As Earth Day rolls towards us again this year, we see the urgent need for repaired relationships in our global community and with our amazing home and all its creatures, with water, air, soil, and seed.

With that in mind, I wanted to invite you to a Seed Exchange and Learning Party on Monday, April 22 at 6:30 pm at the EMU Discipleship Center.  This event is inspired by the Coalition to Dismantle the Doctrine of Discovery and is hosted by the VMC Racial Justice Task Force, EMU's Sustainable Food Initiative, and local community members.

We will be celebrating seeds and our relationships with them.  Please bring seeds or seedlings that you care about to share and swap, or just come to learn and support.  We will also be hearing about the Colectivo In Laak Le Ixiimó (Our Brother Corn, Collective), a Mayan community in Campeche, Mexico, and their annual Fiesta de Semillas (seeds!).  The Coalition to Dismantle the Doctrine of Discovery is developing a partnership with this community and is raising funds to send a delegation to the seed festival in May.  At our Seed Party you will have an opportunity to contribute funds to help support this relationship-building travel.   

Light refreshments will be served.  If you plan to join us, please RSVP here so we know how many snacks to provide.  If you don't RSVP, you are still welcome to join us that evening!  

Learn more about a past delegation to southern Mexico and the bridge-building work between Mennonites and Mayan communities here; learn more about the seed conservation movement here.

Happy to answer questions you might have.Hope to see you and some of your seed friends on April 22,

Kim (for the ad hoc planning team)

6. Learn About Ecocide and about how lasting peace in places, like Gaza specifically, will require environmental justice that extends beyond times of war.
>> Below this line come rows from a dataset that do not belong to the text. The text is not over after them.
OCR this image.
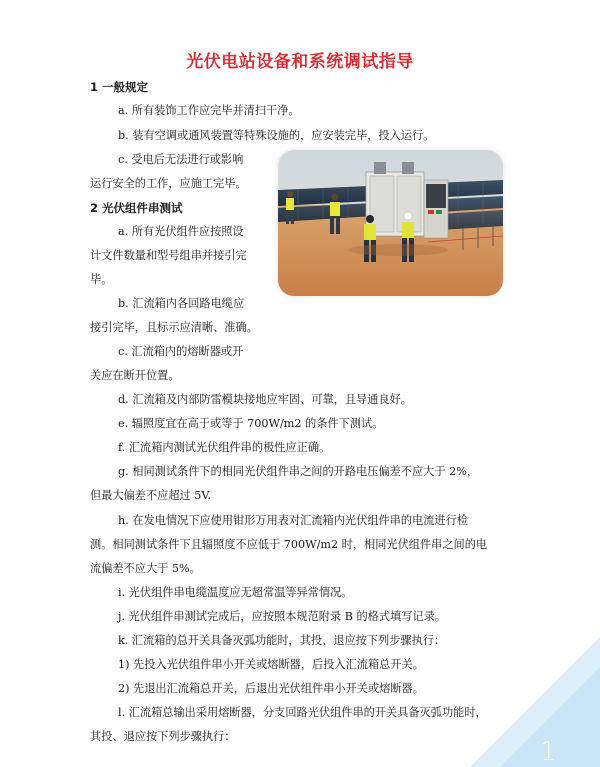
光伏电站设备和系统调试指导
1 一般规定
a. 所有装饰工作应完毕并清扫干净。
b. 装有空调或通风装置等特殊设施的，应安装完毕，投入运行。
c. 受电后无法进行或影响
运行安全的工作，应施工完毕。
2 光伏组件串测试
a. 所有光伏组件应按照设
计文件数量和型号组串并接引完
毕。
b. 汇流箱内各回路电缆应
接引完毕，且标示应清晰、准确。
c. 汇流箱内的熔断器或开
关应在断开位置。
d. 汇流箱及内部防雷模块接地应牢固、可靠，且导通良好。
e. 辐照度宜在高于或等于 700W/m2 的条件下测试。
f. 汇流箱内测试光伏组件串的极性应正确。
g. 相同测试条件下的相同光伏组件串之间的开路电压偏差不应大于 2%，
但最大偏差不应超过 5V.
h. 在发电情况下应使用钳形万用表对汇流箱内光伏组件串的电流进行检
测。相同测试条件下且辐照度不应低于 700W/m2 时，相同光伏组件串之间的电
流偏差不应大于 5%。
i. 光伏组件串电缆温度应无超常温等异常情况。
j. 光伏组件串测试完成后，应按照本规范附录 B 的格式填写记录。
k. 汇流箱的总开关具备灭弧功能时，其投、退应按下列步骤执行：
1) 先投入光伏组件串小开关或熔断器，后投入汇流箱总开关。
2) 先退出汇流箱总开关，后退出光伏组件串小开关或熔断器。
l. 汇流箱总输出采用熔断器，分支回路光伏组件串的开关具备灭弧功能时，
其投、退应按下列步骤执行：
1
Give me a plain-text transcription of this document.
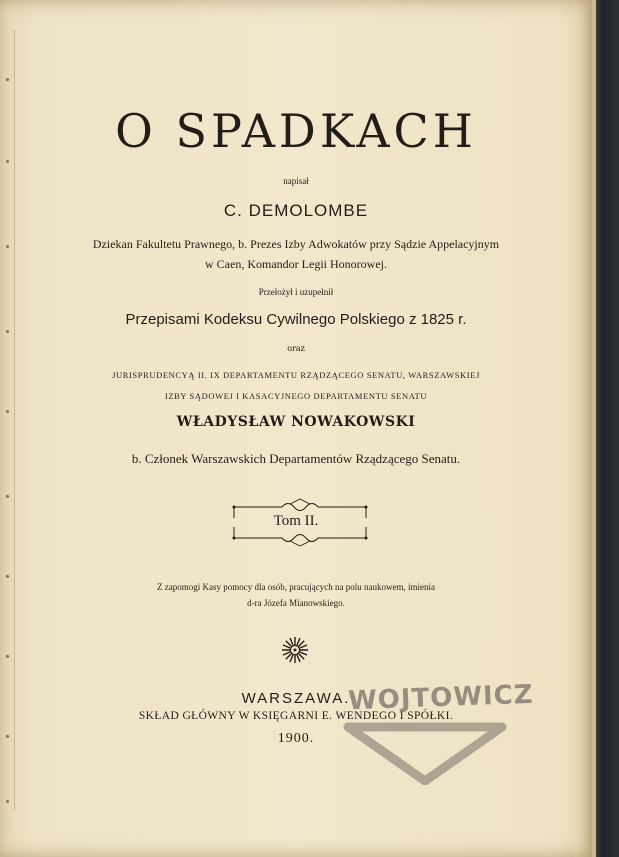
O SPADKACH
napisał
C. DEMOLOMBE
Dziekan Fakultetu Prawnego, b. Prezes Izby Adwokatów przy Sądzie Appelacyjnym
w Caen, Komandor Legii Honorowej.
Przełożył i uzupełnił
Przepisami Kodeksu Cywilnego Polskiego z 1825 r.
oraz
JURISPRUDENCYĄ II. IX DEPARTAMENTU RZĄDZĄCEGO SENATU, WARSZAWSKIEJ
IZBY SĄDOWEJ I KASACYJNEGO DEPARTAMENTU SENATU
WŁADYSŁAW NOWAKOWSKI
b. Członek Warszawskich Departamentów Rządzącego Senatu.
Tom II.
Z zapomogi Kasy pomocy dla osób, pracujących na polu naukowem, imienia
d-ra Józefa Mianowskiego.
WARSZAWA.
SKŁAD GŁÓWNY W KSIĘGARNI E. WENDEGO I SPÓŁKI.
1900.
WOJTOWICZ
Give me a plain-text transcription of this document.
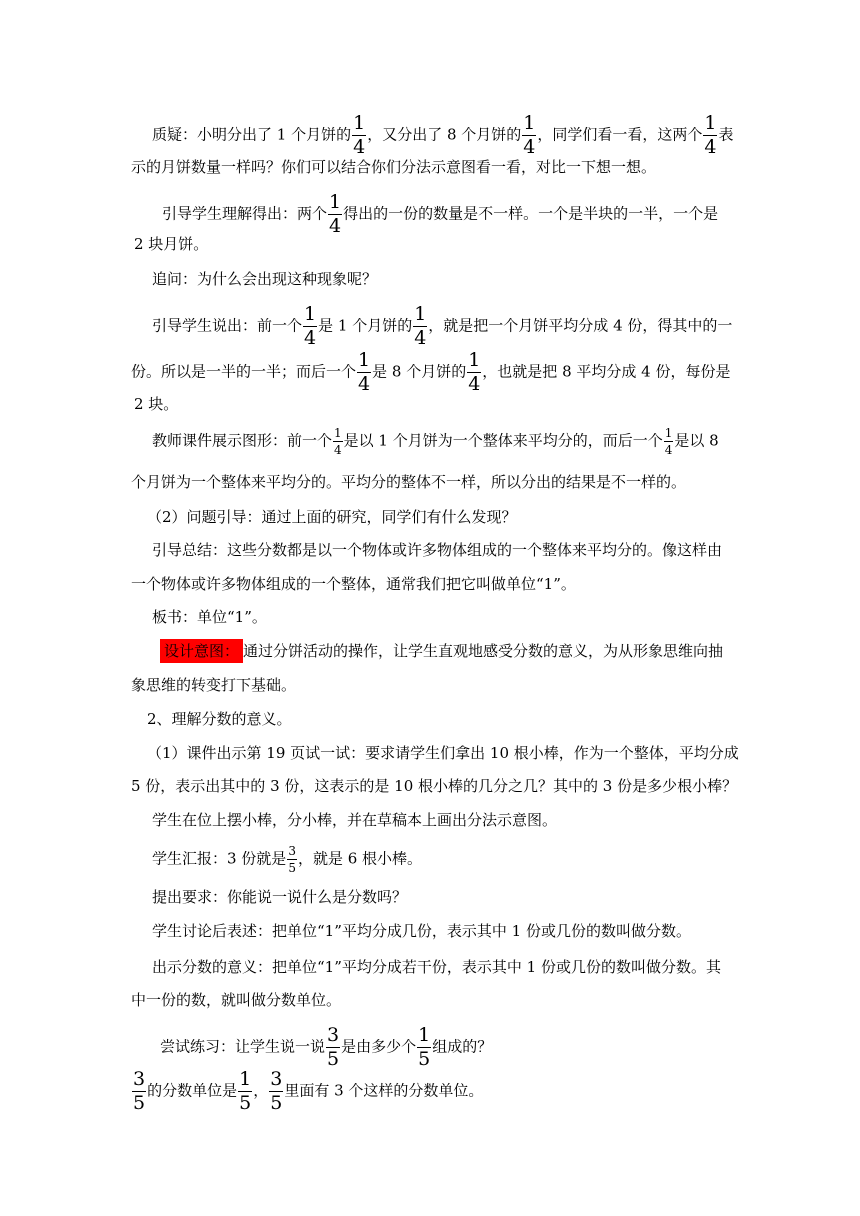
质疑：小明分出了 1 个月饼的 $\frac{1}{4}$ ，又分出了 8 个月饼的 $\frac{1}{4}$ ，同学们看一看，这两个 $\frac{1}{4}$ 表
示的月饼数量一样吗？你们可以结合你们分法示意图看一看，对比一下想一想。
引导学生理解得出：两个 $\frac{1}{4}$ 得出的一份的数量是不一样。一个是半块的一半，一个是
2 块月饼。
追问：为什么会出现这种现象呢？
引导学生说出：前一个 $\frac{1}{4}$ 是 1 个月饼的 $\frac{1}{4}$ ，就是把一个月饼平均分成 4 份，得其中的一
份。所以是一半的一半；而后一个 $\frac{1}{4}$ 是 8 个月饼的 $\frac{1}{4}$ ，也就是把 8 平均分成 4 份，每份是
2 块。
教师课件展示图形：前一个 $\frac{1}{4}$ 是以 1 个月饼为一个整体来平均分的，而后一个 $\frac{1}{4}$ 是以 8
个月饼为一个整体来平均分的。平均分的整体不一样，所以分出的结果是不一样的。
（2）问题引导：通过上面的研究，同学们有什么发现？
引导总结：这些分数都是以一个物体或许多物体组成的一个整体来平均分的。像这样由
一个物体或许多物体组成的一个整体，通常我们把它叫做单位“1”。
板书：单位“1”。
设计意图： 通过分饼活动的操作，让学生直观地感受分数的意义，为从形象思维向抽
象思维的转变打下基础。
2、理解分数的意义。
（1）课件出示第 19 页试一试：要求请学生们拿出 10 根小棒，作为一个整体，平均分成
5 份，表示出其中的 3 份，这表示的是 10 根小棒的几分之几？其中的 3 份是多少根小棒？
学生在位上摆小棒，分小棒，并在草稿本上画出分法示意图。
学生汇报：3 份就是 $\frac{3}{5}$ ，就是 6 根小棒。
提出要求：你能说一说什么是分数吗？
学生讨论后表述：把单位“1”平均分成几份，表示其中 1 份或几份的数叫做分数。
出示分数的意义：把单位“1”平均分成若干份，表示其中 1 份或几份的数叫做分数。其
中一份的数，就叫做分数单位。
尝试练习：让学生说一说 $\frac{3}{5}$ 是由多少个 $\frac{1}{5}$ 组成的？
$\frac{3}{5}$ 的分数单位是 $\frac{1}{5}$ ， $\frac{3}{5}$ 里面有 3 个这样的分数单位。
Seeking peace means restoring shalom to what has been poisoned, destroyed, and harmed, something that time and again in Scripture is part of God’s central desires for our world.

7. Adventure in Foraging! Delight is both an antidote to despair and a increaser of devotion, especially reciprocal devotion with land and plants. Our family has reveled in foraging, especially the past few years, as we’ve learned from teachers like The Black Forager and Forager Chef. Not only are learning these skills and making these recipes fun and delicious (pictured are recent things we’ve eaten: Virginia bluebells in egg-drop soup, dandelion honey butter, redbud jelly), learning about foraging often introduces you to historical marginalization, traditional knowledge, Indigenous ways of interconnected living, and the just plain goodness of God’s design of the natural world. Try even one recipe this spring!

8. Learn the Names of Your Neighbors: Out of curiosity the other day, I sat down with a notebook and tried to list every plant I knew grew on our little square of land. There are a few repeats if you look closely, but I was shocked that there were over one hundred species surrounding us, most of whom I could call by name. At the end of Genesis 2, we see Adam participating with God in naming the creatures paraded before him. Katherine May in Enchantment: Awakening Wonder in an Anxious Age says this: “Naming is a form of power. It cements a commitment to the subject of your expertise and, in the case of nature, often an ancestral continuity, too. Naming is an assertion of meaning, and in turn it creates meaning. It allows us to greet the things we know like old friends.”

Who lives in your yard? Around your place of work? Your school yard or church building? Can you greet them like old friends? How might that change our way of relating to our nonhuman neighbors to whom Jesus has called us to love?

How are you celebrating Earth Day this year? What has been your experience observing it (or not observing it) outside and inside the church? What are ways you are accepting invitations to know God’s creation and our place in it this spring?